Ironie du sort, Zao s’est retrouvé dans la tourmente de la guerre. Exilé dans la forêt, l’artiste y a même perdu sa fille. La guerre, vraiment, ce n’est pas bon.
A propos de la formation qui l’a accompagné à Vence, Zao la considère comme l’aile parisienne. A Brazzaville d’où il est venu depuis une semaine pour cette tournée française, il anime un espace culturel. « Je donne l’occasion aux musiciens désœuvrés de toucher à de vrais instruments ». A croire que Zao est en train de prendre sa retraite. Pas du tout. Au contraire, la prestation de Vence l’a remis en confiance. « Le public a adhéré » commente-t-il satisfait de sa formation dite « aile parisienne ».
« Je vais revenir en force » promet l’artiste congolais. « Je viens de finir mon dernier album. LE NOUVEL ANCIEN COMBATTANT ». Je lui fais remarquer qu’il faut craindre que ça ne fasse de l’ombre à l’ancien « Ancien combattant ». Malheureusement, constate-t-il : « ce thème est malheureusement d’actualité. Les guerres continuent : Lybie, Tchétchénie, Afganistan, Somalie, Soudan »
Les musicos
Le groupe qui accompagne Zao à Vence a ceci de particulier : il est « international ». Le batteur est ivoirien, le guitariste Rdécéen, le clavier et le percussionniste congolais, le bassiste japonais. Niwa le bassiste est intéressant à plus d’un titre : il s’exprime en lingala avec un accent kinois à la limite de l’indoubill (argot des rues de Kinshasa).

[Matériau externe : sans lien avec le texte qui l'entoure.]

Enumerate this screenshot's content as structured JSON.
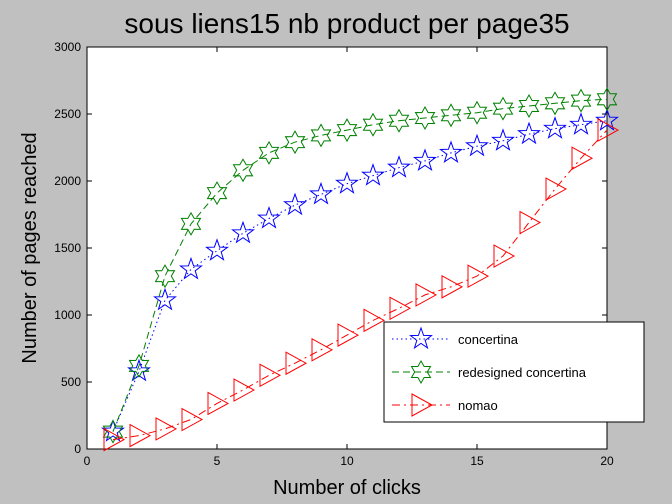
{
  "chart_data": {
    "type": "line",
    "title": "sous liens15 nb product per page35",
    "xlabel": "Number of clicks",
    "ylabel": "Number of pages reached",
    "xlim": [
      0,
      20
    ],
    "ylim": [
      0,
      3000
    ],
    "xticks": [
      0,
      5,
      10,
      15,
      20
    ],
    "yticks": [
      0,
      500,
      1000,
      1500,
      2000,
      2500,
      3000
    ],
    "grid": false,
    "legend_position": "lower-right",
    "x": [
      1,
      2,
      3,
      4,
      5,
      6,
      7,
      8,
      9,
      10,
      11,
      12,
      13,
      14,
      15,
      16,
      17,
      18,
      19,
      20
    ],
    "series": [
      {
        "name": "concertina",
        "color": "#0000ff",
        "line_style": "dotted",
        "marker": "pentagram",
        "values": [
          130,
          580,
          1110,
          1340,
          1480,
          1610,
          1720,
          1820,
          1900,
          1980,
          2040,
          2100,
          2150,
          2210,
          2260,
          2300,
          2350,
          2390,
          2420,
          2450
        ]
      },
      {
        "name": "redesigned concertina",
        "color": "#008000",
        "line_style": "dashed",
        "marker": "hexagram",
        "values": [
          130,
          620,
          1290,
          1680,
          1910,
          2080,
          2210,
          2290,
          2340,
          2380,
          2420,
          2450,
          2470,
          2490,
          2510,
          2540,
          2560,
          2580,
          2600,
          2610
        ]
      },
      {
        "name": "nomao",
        "color": "#ff0000",
        "line_style": "dashdot",
        "marker": "triangle-right",
        "values": [
          70,
          100,
          150,
          220,
          340,
          440,
          550,
          640,
          740,
          850,
          960,
          1050,
          1150,
          1210,
          1290,
          1440,
          1690,
          1940,
          2170,
          2380
        ]
      }
    ]
  }
}
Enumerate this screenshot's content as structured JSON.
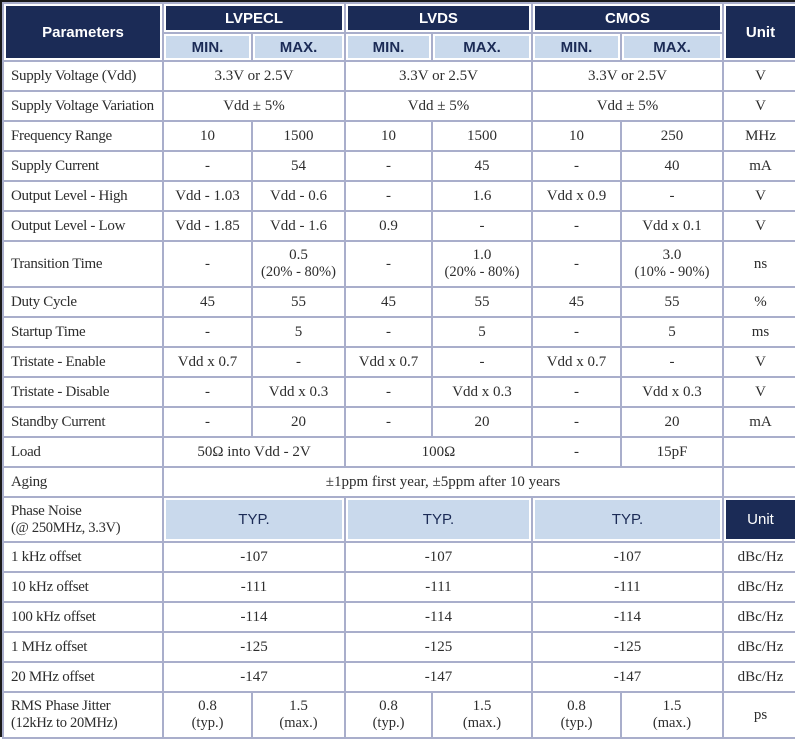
{
  "header": {
    "parameters": "Parameters",
    "groups": [
      "LVPECL",
      "LVDS",
      "CMOS"
    ],
    "sub": [
      "MIN.",
      "MAX.",
      "MIN.",
      "MAX.",
      "MIN.",
      "MAX."
    ],
    "unit": "Unit"
  },
  "colors": {
    "header_navy": "#1b2b56",
    "header_light_blue": "#c9d9ec",
    "grid_line": "#a9aecb",
    "outer_border": "#1b1b1b"
  },
  "rows": [
    {
      "name": "supply-voltage",
      "label": "Supply Voltage (Vdd)",
      "cells": [
        {
          "t": "3.3V or 2.5V",
          "s": 2
        },
        {
          "t": "3.3V or 2.5V",
          "s": 2
        },
        {
          "t": "3.3V or 2.5V",
          "s": 2
        }
      ],
      "unit": "V"
    },
    {
      "name": "supply-voltage-variation",
      "label": "Supply Voltage Variation",
      "cells": [
        {
          "t": "Vdd ± 5%",
          "s": 2
        },
        {
          "t": "Vdd ± 5%",
          "s": 2
        },
        {
          "t": "Vdd ± 5%",
          "s": 2
        }
      ],
      "unit": "V"
    },
    {
      "name": "frequency-range",
      "label": "Frequency Range",
      "cells": [
        {
          "t": "10"
        },
        {
          "t": "1500"
        },
        {
          "t": "10"
        },
        {
          "t": "1500"
        },
        {
          "t": "10"
        },
        {
          "t": "250"
        }
      ],
      "unit": "MHz"
    },
    {
      "name": "supply-current",
      "label": "Supply Current",
      "cells": [
        {
          "t": "-"
        },
        {
          "t": "54"
        },
        {
          "t": "-"
        },
        {
          "t": "45"
        },
        {
          "t": "-"
        },
        {
          "t": "40"
        }
      ],
      "unit": "mA"
    },
    {
      "name": "output-level-high",
      "label": "Output Level - High",
      "cells": [
        {
          "t": "Vdd - 1.03"
        },
        {
          "t": "Vdd - 0.6"
        },
        {
          "t": "-"
        },
        {
          "t": "1.6"
        },
        {
          "t": "Vdd x 0.9"
        },
        {
          "t": "-"
        }
      ],
      "unit": "V"
    },
    {
      "name": "output-level-low",
      "label": "Output Level - Low",
      "cells": [
        {
          "t": "Vdd - 1.85"
        },
        {
          "t": "Vdd - 1.6"
        },
        {
          "t": "0.9"
        },
        {
          "t": "-"
        },
        {
          "t": "-"
        },
        {
          "t": "Vdd x 0.1"
        }
      ],
      "unit": "V"
    },
    {
      "name": "transition-time",
      "label": "Transition Time",
      "tall": true,
      "cells": [
        {
          "t": "-"
        },
        {
          "t": "0.5",
          "t2": "(20% - 80%)"
        },
        {
          "t": "-"
        },
        {
          "t": "1.0",
          "t2": "(20% - 80%)"
        },
        {
          "t": "-"
        },
        {
          "t": "3.0",
          "t2": "(10% - 90%)"
        }
      ],
      "unit": "ns"
    },
    {
      "name": "duty-cycle",
      "label": "Duty Cycle",
      "cells": [
        {
          "t": "45"
        },
        {
          "t": "55"
        },
        {
          "t": "45"
        },
        {
          "t": "55"
        },
        {
          "t": "45"
        },
        {
          "t": "55"
        }
      ],
      "unit": "%"
    },
    {
      "name": "startup-time",
      "label": "Startup Time",
      "cells": [
        {
          "t": "-"
        },
        {
          "t": "5"
        },
        {
          "t": "-"
        },
        {
          "t": "5"
        },
        {
          "t": "-"
        },
        {
          "t": "5"
        }
      ],
      "unit": "ms"
    },
    {
      "name": "tristate-enable",
      "label": "Tristate - Enable",
      "cells": [
        {
          "t": "Vdd x 0.7"
        },
        {
          "t": "-"
        },
        {
          "t": "Vdd x 0.7"
        },
        {
          "t": "-"
        },
        {
          "t": "Vdd x 0.7"
        },
        {
          "t": "-"
        }
      ],
      "unit": "V"
    },
    {
      "name": "tristate-disable",
      "label": "Tristate - Disable",
      "cells": [
        {
          "t": "-"
        },
        {
          "t": "Vdd x 0.3"
        },
        {
          "t": "-"
        },
        {
          "t": "Vdd x 0.3"
        },
        {
          "t": "-"
        },
        {
          "t": "Vdd x 0.3"
        }
      ],
      "unit": "V"
    },
    {
      "name": "standby-current",
      "label": "Standby Current",
      "cells": [
        {
          "t": "-"
        },
        {
          "t": "20"
        },
        {
          "t": "-"
        },
        {
          "t": "20"
        },
        {
          "t": "-"
        },
        {
          "t": "20"
        }
      ],
      "unit": "mA"
    },
    {
      "name": "load",
      "label": "Load",
      "cells": [
        {
          "t": "50Ω into Vdd - 2V",
          "s": 2
        },
        {
          "t": "100Ω",
          "s": 2
        },
        {
          "t": "-"
        },
        {
          "t": "15pF"
        }
      ],
      "unit": ""
    },
    {
      "name": "aging",
      "label": "Aging",
      "cells": [
        {
          "t": "±1ppm first year, ±5ppm after 10 years",
          "s": 6
        }
      ],
      "unit": ""
    },
    {
      "name": "phase-noise-header",
      "section": true,
      "label": "Phase Noise",
      "label2": "(@ 250MHz, 3.3V)",
      "cells": [
        {
          "t": "TYP.",
          "s": 2,
          "h": true
        },
        {
          "t": "TYP.",
          "s": 2,
          "h": true
        },
        {
          "t": "TYP.",
          "s": 2,
          "h": true
        }
      ],
      "unit": "Unit"
    },
    {
      "name": "offset-1khz",
      "label": "1 kHz offset",
      "cells": [
        {
          "t": "-107",
          "s": 2
        },
        {
          "t": "-107",
          "s": 2
        },
        {
          "t": "-107",
          "s": 2
        }
      ],
      "unit": "dBc/Hz"
    },
    {
      "name": "offset-10khz",
      "label": "10 kHz offset",
      "cells": [
        {
          "t": "-111",
          "s": 2
        },
        {
          "t": "-111",
          "s": 2
        },
        {
          "t": "-111",
          "s": 2
        }
      ],
      "unit": "dBc/Hz"
    },
    {
      "name": "offset-100khz",
      "label": "100 kHz offset",
      "cells": [
        {
          "t": "-114",
          "s": 2
        },
        {
          "t": "-114",
          "s": 2
        },
        {
          "t": "-114",
          "s": 2
        }
      ],
      "unit": "dBc/Hz"
    },
    {
      "name": "offset-1mhz",
      "label": "1 MHz offset",
      "cells": [
        {
          "t": "-125",
          "s": 2
        },
        {
          "t": "-125",
          "s": 2
        },
        {
          "t": "-125",
          "s": 2
        }
      ],
      "unit": "dBc/Hz"
    },
    {
      "name": "offset-20mhz",
      "label": "20 MHz offset",
      "cells": [
        {
          "t": "-147",
          "s": 2
        },
        {
          "t": "-147",
          "s": 2
        },
        {
          "t": "-147",
          "s": 2
        }
      ],
      "unit": "dBc/Hz"
    },
    {
      "name": "rms-phase-jitter",
      "label": "RMS Phase Jitter",
      "label2": "(12kHz to 20MHz)",
      "tall": true,
      "cells": [
        {
          "t": "0.8",
          "t2": "(typ.)"
        },
        {
          "t": "1.5",
          "t2": "(max.)"
        },
        {
          "t": "0.8",
          "t2": "(typ.)"
        },
        {
          "t": "1.5",
          "t2": "(max.)"
        },
        {
          "t": "0.8",
          "t2": "(typ.)"
        },
        {
          "t": "1.5",
          "t2": "(max.)"
        }
      ],
      "unit": "ps"
    }
  ]
}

Pour la petite histoire, Niwa, réalise l’aventure de Kinshasa à l’époque où la musique rdécéenne fait un tabac au Japon. (Souvenez-vous de Zaïko au Japon)Au milieu des années 1980. Ce cas est unique. A Kinshasa, ce fils du Soleil Levant étudie le système de jeu africain. Il l’étudie et le maîtrise à fond.
Niwa une extrême onction
Aujourd’hui Niwa passe pour une valeur sûre de la musique congolaise. Sa frappe n’a rien à envier à celle de n’importe quelle grande pointure du ndombolo. Dommage seulement qu’il soit "trop africain" dans son doigté. Il eut fallu qu’il cumule dans son style de jeu une touche nipponne ; en somme qu’il soit l’acteur d’une "valeur ajoutée" ; il aurait été intéressant que ce fils d’Extrême-Orient apporte, si on ose dire, une "extrême onction" à cette monotone ligne ndombolisante qui pourrait le classer au top du clan des bassistes des deux rives.
Retour au bercail
Zao rentre à Mavoula mercredi prochain, on espère, pour changer de fusil d’épaule afin de mieux ajuster la nouvelle ligne de mire. On a senti chez lui une soif de revenir sur la scène internationale.